Młodzieżowa Akademia Szachowa – szkoła z tradycjami
Agnieszka Fornal-Urban i Marek Matlak (MAT 8-2015)
„Na przestrzeni wielu lat działalności szkoły system szkolenia był nadzorowany, koordynowany i dofinansowywany ze środków publicznych. Przechodził wiele przeobrażeń i modyfikacji. Wdrażano nowe rozwiązania, które miały na celu uczynić go bardziej skutecznym. Zmiany dotyczyły nie tylko ram programowych, metodyki prowadzenia szkolenia, ale również doboru kadry trenerskiej, doboru kandydatów i selekcji zawodników. Ponadto uwzględniano trendy rozwoju sportu szachowego na świecie i dostosowywano sposób nauczania do odbiorcy w różnym wieku” …
///////////////////////////////////////////////
W odcinku 151 wspomniałem, że moja propozycja wprowadzenia w ramach Młodzieżowej Akademii Szachowej Polskiego Związku Szachowego konsultacji drogą emailową nie wzbudziła żadnego zainteresowania wśród trenerów uczestniczących w sesji w Zakopanem. Także czołowy krajowy szkoleniowiec Ryszard Bernard wykazał się obojętnością do mojego projektu.
Nie zniechęciło mnie to jednak do tego przedsięwzięcia. Radosław Wojtaszek był gotowy wziąć udział w tym eksperymencie. Miał komputer, internet oraz programm ChessBase niezbędny do przekazywania danych. Tak więc zaraz po zakończeniu zgrupowania rozpoczęliśmy współpracę.
Wiedza szachowa 12–letniego Radka nie była wielka, ale miał ogromny zapał do pracy, no i talent. Te dwie istotne cechy dawały nadzieję, że moje zaangażowanie nie pójdzie na marne. Nie myliłem się!

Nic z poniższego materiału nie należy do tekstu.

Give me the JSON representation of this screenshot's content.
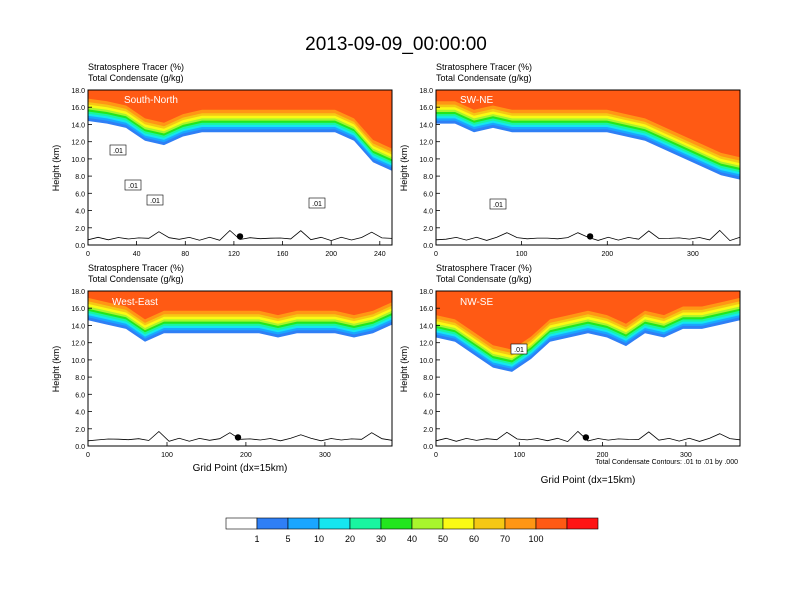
{
  "title": "2013-09-09_00:00:00",
  "contour_note": "Total Condensate Contours: .01 to .01 by .000",
  "colorbar": {
    "labels": [
      "1",
      "5",
      "10",
      "20",
      "30",
      "40",
      "50",
      "60",
      "70",
      "100"
    ],
    "colors": [
      "#ffffff",
      "#2f7ff5",
      "#1aa6ff",
      "#15e6f0",
      "#19f5a0",
      "#23e61e",
      "#a8f52d",
      "#fafa14",
      "#f5c814",
      "#ff9614",
      "#ff5a14",
      "#ff1414"
    ]
  },
  "colors": {
    "contour": "#000000",
    "marker": "#000000"
  },
  "panels": [
    {
      "tracer_label": "Stratosphere Tracer   (%)",
      "condensate_label": "Total Condensate   (g/kg)",
      "cross_section": "South-North",
      "ylabel": "Height (km)",
      "xlabel": "",
      "xticks": [
        "0",
        "40",
        "80",
        "120",
        "160",
        "200",
        "240"
      ],
      "yticks": [
        "0.0",
        "2.0",
        "4.0",
        "6.0",
        "8.0",
        "10.0",
        "12.0",
        "14.0",
        "16.0",
        "18.0"
      ],
      "contour_labels": [
        ".01",
        ".01",
        ".01",
        ".01"
      ],
      "chart_data": {
        "type": "heatmap",
        "x_range": [
          0,
          250
        ],
        "y_range": [
          0,
          18
        ],
        "tropopause_height_km": [
          14.8,
          14.5,
          14.0,
          12.5,
          12.0,
          13.0,
          13.5,
          13.5,
          13.5,
          13.5,
          13.5,
          13.5,
          13.5,
          13.5,
          12.5,
          10.0,
          9.0
        ],
        "marker_x": 125,
        "grid": false
      }
    },
    {
      "tracer_label": "Stratosphere Tracer   (%)",
      "condensate_label": "Total Condensate   (g/kg)",
      "cross_section": "SW-NE",
      "ylabel": "Height (km)",
      "xlabel": "",
      "xticks": [
        "0",
        "100",
        "200",
        "300"
      ],
      "yticks": [
        "0.0",
        "2.0",
        "4.0",
        "6.0",
        "8.0",
        "10.0",
        "12.0",
        "14.0",
        "16.0",
        "18.0"
      ],
      "contour_labels": [
        ".01"
      ],
      "chart_data": {
        "type": "heatmap",
        "x_range": [
          0,
          355
        ],
        "y_range": [
          0,
          18
        ],
        "tropopause_height_km": [
          14.5,
          14.5,
          13.5,
          14.0,
          13.5,
          13.5,
          13.5,
          13.5,
          13.5,
          13.5,
          13.0,
          12.5,
          11.5,
          10.5,
          9.5,
          8.5,
          8.0
        ],
        "marker_x": 180,
        "grid": false
      }
    },
    {
      "tracer_label": "Stratosphere Tracer   (%)",
      "condensate_label": "Total Condensate   (g/kg)",
      "cross_section": "West-East",
      "ylabel": "Height (km)",
      "xlabel": "Grid Point (dx=15km)",
      "xticks": [
        "0",
        "100",
        "200",
        "300"
      ],
      "yticks": [
        "0.0",
        "2.0",
        "4.0",
        "6.0",
        "8.0",
        "10.0",
        "12.0",
        "14.0",
        "16.0",
        "18.0"
      ],
      "contour_labels": [],
      "chart_data": {
        "type": "heatmap",
        "x_range": [
          0,
          385
        ],
        "y_range": [
          0,
          18
        ],
        "tropopause_height_km": [
          15.0,
          14.5,
          14.0,
          12.5,
          13.5,
          13.5,
          13.5,
          13.5,
          13.5,
          13.5,
          13.0,
          13.5,
          13.5,
          13.5,
          13.0,
          13.5,
          14.5
        ],
        "marker_x": 190,
        "grid": false
      }
    },
    {
      "tracer_label": "Stratosphere Tracer   (%)",
      "condensate_label": "Total Condensate   (g/kg)",
      "cross_section": "NW-SE",
      "ylabel": "Height (km)",
      "xlabel": "Grid Point (dx=15km)",
      "xticks": [
        "0",
        "100",
        "200",
        "300"
      ],
      "yticks": [
        "0.0",
        "2.0",
        "4.0",
        "6.0",
        "8.0",
        "10.0",
        "12.0",
        "14.0",
        "16.0",
        "18.0"
      ],
      "contour_labels": [
        ".01"
      ],
      "chart_data": {
        "type": "heatmap",
        "x_range": [
          0,
          365
        ],
        "y_range": [
          0,
          18
        ],
        "tropopause_height_km": [
          13.0,
          12.5,
          11.0,
          9.5,
          9.0,
          10.5,
          12.5,
          13.0,
          13.5,
          13.0,
          12.0,
          13.5,
          13.0,
          14.0,
          14.0,
          14.5,
          15.0
        ],
        "marker_x": 180,
        "grid": false
      }
    }
  ]
}
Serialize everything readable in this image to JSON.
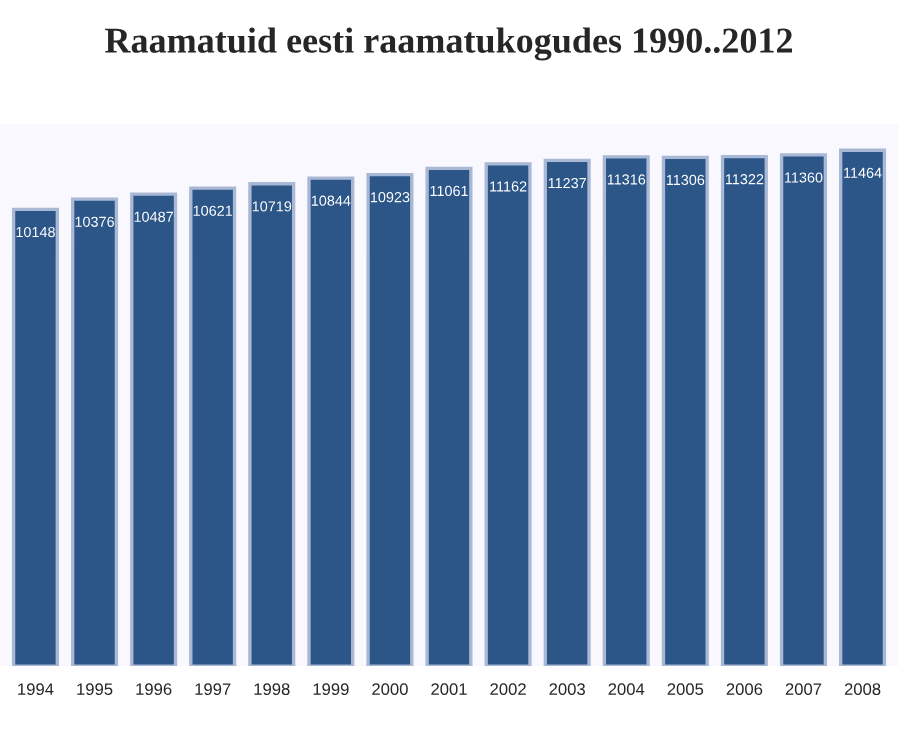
{
  "chart_data": {
    "type": "bar",
    "title": "Raamatuid eesti raamatukogudes 1990..2012",
    "categories": [
      "1994",
      "1995",
      "1996",
      "1997",
      "1998",
      "1999",
      "2000",
      "2001",
      "2002",
      "2003",
      "2004",
      "2005",
      "2006",
      "2007",
      "2008"
    ],
    "values": [
      10148,
      10376,
      10487,
      10621,
      10719,
      10844,
      10923,
      11061,
      11162,
      11237,
      11316,
      11306,
      11322,
      11360,
      11464
    ],
    "color": "#2c5588",
    "data_labels": true,
    "grid": false,
    "legend": false
  }
}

Już pierwsze tygodnie pokazały niezwykłą aktywność Radka. Jego poczta z różnymi problemami przychodziła do mnie codziennie. Musiałem przestawić swój dotychczasowy program działania. Nie byłem zawodowym szachistą. Pracowałem w godzinach 7.30 – 16.00 (dla ciekawości w tym była przerwa śniadaniowa 9.00-9.30 oraz obiadowa 12.00-12.30). Miałem swoje treningi w punkcie szkoleniowym w Essen oraz prowadziłem aktywną pracę publicystyczną. Mimo tego kontakt z Radkiem sprawiał mi wielką frajdę. Po raz pierwszy spotkałem się z tak zaangażowym młodym szachistą, którego interesowało praktycznie wszystko, co dotyczyło gry szachowej.
Zaznaczam, że przez 4 lata naszej współpracy nie pobierałem żadnego honorarium. Wszystko odbywało się na bazie honorowej. W pewnym momencie ojciec Wojtaszka zaproponował mi 1000 złoty, ale odmówiłem.
cdn
Ciekawe czy kiedykolwiek superarcymistrz Wojtaszak podziękował za te współpracę i wiedzę, którą pan Konikowski bezinteresownie przekazywał (przez 4 lata!). Ciekawe czy superarcymistrz Wojtaszek bezinteresownie przekazuje swoją wiedzę Anandowi.
O tym już pisałem, ale będzie przypomnienie! Natomiast nie wiem, czy Wojtaszek współpracuje z Anandem bezinteresownie.